Resource prioritization should be given to activities that will provide value or protection to the patient.“If a process exhibits high process capability, there’s no patient benefit to chasing variability that has negligible safety or efficacy implications. In such cases, patient needs are better served by resources spent on new product development, and less capable processes,” she notes.

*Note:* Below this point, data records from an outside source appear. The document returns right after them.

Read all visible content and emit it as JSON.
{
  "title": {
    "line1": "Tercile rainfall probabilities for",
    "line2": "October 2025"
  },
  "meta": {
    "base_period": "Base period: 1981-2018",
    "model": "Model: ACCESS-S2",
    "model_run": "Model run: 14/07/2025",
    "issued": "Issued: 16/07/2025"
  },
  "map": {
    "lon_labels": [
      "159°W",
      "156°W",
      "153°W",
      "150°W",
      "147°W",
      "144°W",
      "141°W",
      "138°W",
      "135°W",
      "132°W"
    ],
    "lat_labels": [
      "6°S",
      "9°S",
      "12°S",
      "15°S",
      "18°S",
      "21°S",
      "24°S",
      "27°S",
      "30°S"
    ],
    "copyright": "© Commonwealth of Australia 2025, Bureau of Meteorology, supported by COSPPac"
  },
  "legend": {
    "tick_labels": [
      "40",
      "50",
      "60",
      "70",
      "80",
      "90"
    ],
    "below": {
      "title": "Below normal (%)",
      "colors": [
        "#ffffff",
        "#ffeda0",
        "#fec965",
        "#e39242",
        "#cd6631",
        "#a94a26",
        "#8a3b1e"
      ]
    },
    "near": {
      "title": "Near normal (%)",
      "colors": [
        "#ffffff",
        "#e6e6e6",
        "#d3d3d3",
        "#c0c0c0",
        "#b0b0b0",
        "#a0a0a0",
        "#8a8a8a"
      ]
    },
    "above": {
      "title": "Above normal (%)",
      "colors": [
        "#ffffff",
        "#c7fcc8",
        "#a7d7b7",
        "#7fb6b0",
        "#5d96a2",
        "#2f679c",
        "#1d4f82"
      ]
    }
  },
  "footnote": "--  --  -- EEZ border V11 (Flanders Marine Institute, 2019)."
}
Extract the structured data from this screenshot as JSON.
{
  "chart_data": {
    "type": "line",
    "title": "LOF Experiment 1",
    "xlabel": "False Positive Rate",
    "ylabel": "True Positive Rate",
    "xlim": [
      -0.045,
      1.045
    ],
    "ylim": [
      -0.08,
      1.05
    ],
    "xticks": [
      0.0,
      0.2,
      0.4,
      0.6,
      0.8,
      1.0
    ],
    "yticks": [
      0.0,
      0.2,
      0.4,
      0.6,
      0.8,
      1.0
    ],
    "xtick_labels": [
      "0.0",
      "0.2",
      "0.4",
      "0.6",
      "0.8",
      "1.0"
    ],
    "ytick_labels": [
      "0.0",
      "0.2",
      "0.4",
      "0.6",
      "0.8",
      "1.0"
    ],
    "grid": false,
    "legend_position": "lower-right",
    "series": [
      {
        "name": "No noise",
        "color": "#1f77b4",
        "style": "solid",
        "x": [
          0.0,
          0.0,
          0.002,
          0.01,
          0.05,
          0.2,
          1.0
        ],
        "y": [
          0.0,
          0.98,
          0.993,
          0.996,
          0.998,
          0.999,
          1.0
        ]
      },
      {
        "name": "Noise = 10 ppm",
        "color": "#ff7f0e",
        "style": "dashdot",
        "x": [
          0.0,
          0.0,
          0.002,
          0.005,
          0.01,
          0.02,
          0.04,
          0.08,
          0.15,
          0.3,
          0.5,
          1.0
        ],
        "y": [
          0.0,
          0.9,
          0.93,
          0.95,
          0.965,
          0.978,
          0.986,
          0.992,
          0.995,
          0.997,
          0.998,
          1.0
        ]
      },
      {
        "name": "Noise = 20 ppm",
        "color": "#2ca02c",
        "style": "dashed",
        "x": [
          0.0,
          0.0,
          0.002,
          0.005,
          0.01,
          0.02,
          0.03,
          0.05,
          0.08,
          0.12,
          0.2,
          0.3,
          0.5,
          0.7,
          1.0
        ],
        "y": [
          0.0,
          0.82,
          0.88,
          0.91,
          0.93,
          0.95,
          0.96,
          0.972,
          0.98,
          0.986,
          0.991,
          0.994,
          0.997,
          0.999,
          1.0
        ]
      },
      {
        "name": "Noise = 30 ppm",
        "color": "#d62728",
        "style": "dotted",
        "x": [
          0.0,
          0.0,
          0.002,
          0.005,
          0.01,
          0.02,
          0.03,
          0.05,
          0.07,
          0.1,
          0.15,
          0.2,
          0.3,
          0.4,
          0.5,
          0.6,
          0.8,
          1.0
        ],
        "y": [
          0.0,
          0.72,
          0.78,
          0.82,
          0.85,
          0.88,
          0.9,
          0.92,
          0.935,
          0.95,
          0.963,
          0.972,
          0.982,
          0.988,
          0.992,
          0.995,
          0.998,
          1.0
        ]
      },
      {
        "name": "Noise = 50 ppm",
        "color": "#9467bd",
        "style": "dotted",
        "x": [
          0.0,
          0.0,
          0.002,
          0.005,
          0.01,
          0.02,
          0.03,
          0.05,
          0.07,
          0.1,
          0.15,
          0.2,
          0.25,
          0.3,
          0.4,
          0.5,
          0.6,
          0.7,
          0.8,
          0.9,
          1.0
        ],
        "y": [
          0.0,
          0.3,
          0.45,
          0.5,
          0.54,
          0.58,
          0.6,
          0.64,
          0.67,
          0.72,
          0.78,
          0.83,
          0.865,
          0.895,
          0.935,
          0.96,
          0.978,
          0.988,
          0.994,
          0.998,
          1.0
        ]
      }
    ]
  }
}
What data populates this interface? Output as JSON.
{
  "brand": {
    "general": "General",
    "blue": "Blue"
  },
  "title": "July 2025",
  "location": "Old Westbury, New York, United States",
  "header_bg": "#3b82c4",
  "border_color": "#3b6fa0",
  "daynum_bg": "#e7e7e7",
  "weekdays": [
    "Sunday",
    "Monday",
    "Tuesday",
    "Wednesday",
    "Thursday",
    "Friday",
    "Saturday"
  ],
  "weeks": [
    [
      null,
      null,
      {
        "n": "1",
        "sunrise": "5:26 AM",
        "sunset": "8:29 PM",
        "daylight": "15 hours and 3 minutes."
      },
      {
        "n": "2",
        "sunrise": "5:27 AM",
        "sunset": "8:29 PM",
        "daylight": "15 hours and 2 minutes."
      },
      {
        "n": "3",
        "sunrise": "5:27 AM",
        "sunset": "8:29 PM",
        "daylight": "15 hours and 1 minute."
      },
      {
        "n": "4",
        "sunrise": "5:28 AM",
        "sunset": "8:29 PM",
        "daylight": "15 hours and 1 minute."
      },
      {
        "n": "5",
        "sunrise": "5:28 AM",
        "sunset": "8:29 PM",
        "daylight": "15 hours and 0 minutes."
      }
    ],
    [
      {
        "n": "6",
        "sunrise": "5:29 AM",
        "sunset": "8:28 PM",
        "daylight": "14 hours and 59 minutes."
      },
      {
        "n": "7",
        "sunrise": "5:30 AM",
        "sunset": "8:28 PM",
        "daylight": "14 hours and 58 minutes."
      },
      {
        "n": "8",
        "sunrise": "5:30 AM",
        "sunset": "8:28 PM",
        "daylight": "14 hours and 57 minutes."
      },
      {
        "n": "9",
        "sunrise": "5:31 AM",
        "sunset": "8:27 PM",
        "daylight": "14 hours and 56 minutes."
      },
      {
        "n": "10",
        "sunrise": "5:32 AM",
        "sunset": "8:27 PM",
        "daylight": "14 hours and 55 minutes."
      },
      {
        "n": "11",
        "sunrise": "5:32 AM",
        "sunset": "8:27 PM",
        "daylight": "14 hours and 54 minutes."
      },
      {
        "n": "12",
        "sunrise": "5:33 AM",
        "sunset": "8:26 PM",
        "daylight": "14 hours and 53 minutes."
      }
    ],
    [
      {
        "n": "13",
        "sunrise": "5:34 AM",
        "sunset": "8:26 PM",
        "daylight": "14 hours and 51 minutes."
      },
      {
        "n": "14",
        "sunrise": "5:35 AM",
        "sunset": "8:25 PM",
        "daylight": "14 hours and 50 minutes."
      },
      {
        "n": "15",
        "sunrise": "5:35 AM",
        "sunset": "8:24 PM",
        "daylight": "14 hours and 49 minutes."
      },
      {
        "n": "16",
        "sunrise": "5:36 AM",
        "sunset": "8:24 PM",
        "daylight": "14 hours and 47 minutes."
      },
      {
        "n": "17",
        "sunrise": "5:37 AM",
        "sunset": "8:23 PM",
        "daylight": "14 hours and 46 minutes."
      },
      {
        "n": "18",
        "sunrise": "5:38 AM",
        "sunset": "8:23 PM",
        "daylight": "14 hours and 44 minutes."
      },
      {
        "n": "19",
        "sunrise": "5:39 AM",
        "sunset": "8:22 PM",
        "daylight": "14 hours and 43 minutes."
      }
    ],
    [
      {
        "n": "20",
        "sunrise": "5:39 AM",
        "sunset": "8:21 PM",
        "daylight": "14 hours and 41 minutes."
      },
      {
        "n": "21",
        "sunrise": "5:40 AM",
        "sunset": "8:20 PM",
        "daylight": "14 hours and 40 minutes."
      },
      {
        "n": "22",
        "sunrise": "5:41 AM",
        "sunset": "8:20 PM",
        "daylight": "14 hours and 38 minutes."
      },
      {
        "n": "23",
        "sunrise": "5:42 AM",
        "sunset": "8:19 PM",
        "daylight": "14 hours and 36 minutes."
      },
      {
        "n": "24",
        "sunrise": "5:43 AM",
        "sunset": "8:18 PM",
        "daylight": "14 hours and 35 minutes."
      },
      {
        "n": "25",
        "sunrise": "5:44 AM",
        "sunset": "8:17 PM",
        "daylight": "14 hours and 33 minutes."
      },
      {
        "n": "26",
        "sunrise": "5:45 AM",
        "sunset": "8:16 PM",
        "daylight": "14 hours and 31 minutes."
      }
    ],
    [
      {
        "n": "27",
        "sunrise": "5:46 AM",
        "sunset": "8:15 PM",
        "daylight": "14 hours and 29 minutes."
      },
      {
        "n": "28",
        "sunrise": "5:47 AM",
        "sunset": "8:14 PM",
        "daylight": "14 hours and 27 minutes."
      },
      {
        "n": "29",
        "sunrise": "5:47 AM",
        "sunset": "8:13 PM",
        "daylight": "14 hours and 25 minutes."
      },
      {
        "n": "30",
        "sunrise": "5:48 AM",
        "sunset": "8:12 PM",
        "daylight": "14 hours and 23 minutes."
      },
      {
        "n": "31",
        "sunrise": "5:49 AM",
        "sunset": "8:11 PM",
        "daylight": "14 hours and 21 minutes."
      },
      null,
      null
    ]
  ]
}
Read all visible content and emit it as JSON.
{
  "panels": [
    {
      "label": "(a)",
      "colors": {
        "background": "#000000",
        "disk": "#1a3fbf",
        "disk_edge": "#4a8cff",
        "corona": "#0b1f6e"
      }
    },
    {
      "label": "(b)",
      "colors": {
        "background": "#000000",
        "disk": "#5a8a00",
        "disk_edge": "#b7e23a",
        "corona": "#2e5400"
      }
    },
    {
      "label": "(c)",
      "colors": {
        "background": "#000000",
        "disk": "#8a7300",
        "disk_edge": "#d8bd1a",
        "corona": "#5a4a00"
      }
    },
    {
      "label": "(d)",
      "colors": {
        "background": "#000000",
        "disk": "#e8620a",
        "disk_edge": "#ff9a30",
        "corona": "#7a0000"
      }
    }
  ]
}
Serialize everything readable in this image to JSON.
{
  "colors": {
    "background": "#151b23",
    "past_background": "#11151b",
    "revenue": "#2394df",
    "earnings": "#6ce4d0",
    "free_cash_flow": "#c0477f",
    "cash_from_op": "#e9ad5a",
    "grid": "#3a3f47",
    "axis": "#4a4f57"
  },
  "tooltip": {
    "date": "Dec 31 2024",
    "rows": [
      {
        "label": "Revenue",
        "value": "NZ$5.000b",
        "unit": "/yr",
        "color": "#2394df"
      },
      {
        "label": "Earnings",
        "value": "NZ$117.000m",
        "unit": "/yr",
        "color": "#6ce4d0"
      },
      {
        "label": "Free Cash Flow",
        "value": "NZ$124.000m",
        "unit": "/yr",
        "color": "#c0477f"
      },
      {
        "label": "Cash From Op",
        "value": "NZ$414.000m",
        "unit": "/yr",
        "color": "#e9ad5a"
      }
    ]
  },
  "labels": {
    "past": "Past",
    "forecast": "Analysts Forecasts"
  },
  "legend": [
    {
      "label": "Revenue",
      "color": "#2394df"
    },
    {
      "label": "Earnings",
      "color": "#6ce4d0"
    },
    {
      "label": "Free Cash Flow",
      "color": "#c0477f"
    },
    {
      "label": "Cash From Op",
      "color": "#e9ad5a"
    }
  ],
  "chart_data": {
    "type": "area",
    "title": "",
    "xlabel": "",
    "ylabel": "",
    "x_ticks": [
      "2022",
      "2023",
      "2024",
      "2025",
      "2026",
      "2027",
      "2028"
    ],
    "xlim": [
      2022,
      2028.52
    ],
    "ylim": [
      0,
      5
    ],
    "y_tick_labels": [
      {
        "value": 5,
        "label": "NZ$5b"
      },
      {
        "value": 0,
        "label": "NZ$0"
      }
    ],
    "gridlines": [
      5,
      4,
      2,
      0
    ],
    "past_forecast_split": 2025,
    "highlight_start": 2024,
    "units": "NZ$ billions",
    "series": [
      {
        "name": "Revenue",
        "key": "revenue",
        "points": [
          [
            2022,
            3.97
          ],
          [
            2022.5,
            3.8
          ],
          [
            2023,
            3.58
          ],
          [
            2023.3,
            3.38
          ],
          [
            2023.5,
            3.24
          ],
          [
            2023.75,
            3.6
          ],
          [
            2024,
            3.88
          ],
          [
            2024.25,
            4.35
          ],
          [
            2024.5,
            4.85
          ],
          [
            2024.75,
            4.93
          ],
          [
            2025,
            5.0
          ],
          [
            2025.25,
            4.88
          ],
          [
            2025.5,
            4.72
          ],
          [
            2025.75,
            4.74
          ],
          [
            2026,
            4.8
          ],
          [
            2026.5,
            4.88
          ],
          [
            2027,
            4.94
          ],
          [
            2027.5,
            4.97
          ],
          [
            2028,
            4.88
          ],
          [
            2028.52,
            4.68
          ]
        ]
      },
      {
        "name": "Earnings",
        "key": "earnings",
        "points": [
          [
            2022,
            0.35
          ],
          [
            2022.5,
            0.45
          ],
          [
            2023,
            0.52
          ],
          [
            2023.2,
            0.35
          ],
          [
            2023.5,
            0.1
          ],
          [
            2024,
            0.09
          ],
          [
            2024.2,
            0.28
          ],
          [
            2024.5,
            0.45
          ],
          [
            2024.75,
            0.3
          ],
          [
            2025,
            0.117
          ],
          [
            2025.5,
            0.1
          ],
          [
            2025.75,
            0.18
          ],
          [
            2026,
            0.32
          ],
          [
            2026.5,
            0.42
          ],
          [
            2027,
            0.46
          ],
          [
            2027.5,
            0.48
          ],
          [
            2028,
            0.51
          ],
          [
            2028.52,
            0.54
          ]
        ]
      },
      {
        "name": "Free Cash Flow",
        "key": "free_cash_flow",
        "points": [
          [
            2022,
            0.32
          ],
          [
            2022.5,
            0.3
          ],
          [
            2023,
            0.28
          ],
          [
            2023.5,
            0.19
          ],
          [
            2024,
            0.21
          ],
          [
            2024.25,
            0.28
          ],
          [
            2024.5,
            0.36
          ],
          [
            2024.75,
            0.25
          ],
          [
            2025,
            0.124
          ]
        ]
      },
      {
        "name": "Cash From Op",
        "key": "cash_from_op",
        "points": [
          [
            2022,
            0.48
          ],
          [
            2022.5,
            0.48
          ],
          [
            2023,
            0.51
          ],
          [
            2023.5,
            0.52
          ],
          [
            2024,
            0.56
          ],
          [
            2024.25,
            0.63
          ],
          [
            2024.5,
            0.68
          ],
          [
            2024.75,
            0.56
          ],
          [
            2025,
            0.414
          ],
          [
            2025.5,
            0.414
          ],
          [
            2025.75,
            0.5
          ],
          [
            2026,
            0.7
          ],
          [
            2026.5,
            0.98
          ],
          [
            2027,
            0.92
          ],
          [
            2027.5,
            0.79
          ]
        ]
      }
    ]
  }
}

Finally, she says, there needs to be a focus on activities that will add value to the patient. Some companies have developed LSS approaches incorporating the best elements of both DMAIC and Lean. Amgen, for example, took an approach that focused on process monitoring, incorporating elements of Lean, and setting targets for process capability to improve individual process performance and reduce cycle time as well as overall waste (2).
1. L. Yu and M. Kopcha, International Journal of Pharmaceutics, 528 (2017), pp. 354-359 (June 2017).
2. M. Van Trieste, “The Journey from Good to Great: Process Monitoring Leads to Improving Product Quality,” paper presented at the Second Annual FDA/PQRI Conference, October 5, 2015.
Vol. 41, No. 10
When referring to this article, please cite it as A. Shanley, “Reinventing Lean Six Sigma for the Pharmaceutical Industry," Pharmaceutical Technology 41 (10) 2017.